Fig. 2.. Optical spectrum analysis.

(A) Broadband optical spectrum of topological combs versus pump wavelength at an average pump power of $\sim$185 mW. Bulk and edge regions are shaded in gray and green, respectively. Three representative snapshots are shown on the right. (B) (Left) Measured spatial intensity profiles of bulk and edge combs; (right) corresponding linear simulations with only clockwise excitation. The device is the same design as in (A) but exhibits higher local scattering at the damaged output port. (C) OSA spectrum of an edge comb versus average pump power. The white dashed line marks the OPO threshold. The color scale is in decibels (0 dB = 1 mW). (D) High-resolution spectra of individual comb teeth ( $\mathrm{\mu }$ ) versus pump wavelength. Edge and bulk bands are shaded in green and gray, respectively. Five snapshots and cold-cavity resonances are included. (E) Linewidths of nested longitudinal edge modes ( $\mathrm{\sigma }$ ), with cold-cavity linewidths shown for comparison. Inset: example fit of a nested tooth. FWHM, full width at half maximum. (F) Optical linewidth of the $\mathrm{\sigma }=2$ tooth versus pump wavelength. Red shading in (E) and (F) indicates estimated pump linewidth uncertainty, arising from jitter and OSA acquisition time (see fig. S6).

Fig. 3.. Two-timescale mode-locking and noise analysis.

(A) Quadratic variation of the comb teeth optical linewidth for an edge comb with a pump wavelength of 1547.86 nm (nested tooth $\mathrm{\sigma }=3$ ) across several longitudinal modes of the fast (750 GHz) and slow (2.5 GHz) timescales, indicated by $\mathrm{\mu }$ and $\mathrm{\sigma }$ , respectively. The data for the slow timescale shown in the inset are for (left) $\mathrm{\mu }=-1$ and (right) $\mathrm{\mu }=1$ . The blue curve and the red dashed line are the quadratic fit and the pump’s linewidth, respectively. (B) Optical linewidth variation over the fast timescale for a typical bulk comb (pump wavelength, 1547.91 nm), which lacks the quadratic form of the edge counterparts. The shaded red area in (A) and (B) indicates the estimated error for the pump linewidth (see fig. S6 for details). (C) Electrical spectrum analysis of the topological combs as a function of pump wavelength with an average pump power of $\approx$185 mW. The bulk and edge regions of the spectrum are highlighted in gray and green, respectively. (D) Peak position (blue) and Lorentzian linewidth analysis (red) of the repetition rates as a function of pump wavelength. The orange dashed line is the FT limit set by the 5-ns pulse duration of the pump (see section S11 for details). Note that, here, the uncertainties are smaller than the symbols. (E) Group delay measurement of the lattice in the linear regime using a weak tunable laser. (F) Repetition beats of an edge comb as a function of pump power. The white dashed line indicates the OPO threshold.

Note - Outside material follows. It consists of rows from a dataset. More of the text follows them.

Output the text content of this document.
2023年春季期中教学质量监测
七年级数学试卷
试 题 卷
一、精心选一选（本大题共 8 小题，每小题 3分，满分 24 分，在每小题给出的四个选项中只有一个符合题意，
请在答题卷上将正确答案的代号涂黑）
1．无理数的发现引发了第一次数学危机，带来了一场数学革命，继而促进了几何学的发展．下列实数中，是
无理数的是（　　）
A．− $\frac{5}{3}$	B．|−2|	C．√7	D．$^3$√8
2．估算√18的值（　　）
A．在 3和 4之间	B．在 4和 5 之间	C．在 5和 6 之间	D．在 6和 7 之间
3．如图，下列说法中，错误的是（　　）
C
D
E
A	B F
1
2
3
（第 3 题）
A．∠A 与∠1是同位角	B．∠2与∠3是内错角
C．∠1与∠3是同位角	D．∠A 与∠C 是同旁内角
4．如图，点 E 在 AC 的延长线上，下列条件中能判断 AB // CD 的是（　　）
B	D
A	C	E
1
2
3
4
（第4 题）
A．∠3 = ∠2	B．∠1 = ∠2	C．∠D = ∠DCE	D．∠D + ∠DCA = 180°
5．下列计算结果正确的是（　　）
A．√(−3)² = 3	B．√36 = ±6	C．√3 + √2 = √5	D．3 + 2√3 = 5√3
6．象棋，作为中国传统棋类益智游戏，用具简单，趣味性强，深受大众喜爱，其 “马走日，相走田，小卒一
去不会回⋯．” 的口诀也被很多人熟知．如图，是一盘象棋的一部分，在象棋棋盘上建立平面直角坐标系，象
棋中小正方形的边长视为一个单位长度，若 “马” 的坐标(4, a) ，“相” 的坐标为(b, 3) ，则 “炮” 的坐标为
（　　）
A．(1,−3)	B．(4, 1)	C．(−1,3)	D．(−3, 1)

Fig. 4.. Temporal measurement of the device.

The output at the drop port is sent to a fast PD, with (A) an on-chip peak pump power of ~40 mW, which is well below the OPO threshold. Pumping the (B) edge and (C) bulk above the OPO threshold with 185-mW pump power. The plots include 2000 repeats of the experiment, with one example shown in blue and the average shown in red. (D to F) Corresponding FTs of the data in (A) to (C), respectively. (G) FT of the oscilloscope measurements of the topological combs as a function of discrete pump wavelength taken at every 30-pm intervals with an on-chip peak pump power of ~185 mW. The bulk and edge regions of the spectrum are marked. Each vertical strip includes 2000 repeats of the experiment. (H) Oscilloscope measurement of an edge comb as a function of pump power. The white dashed line indicates the OPO threshold.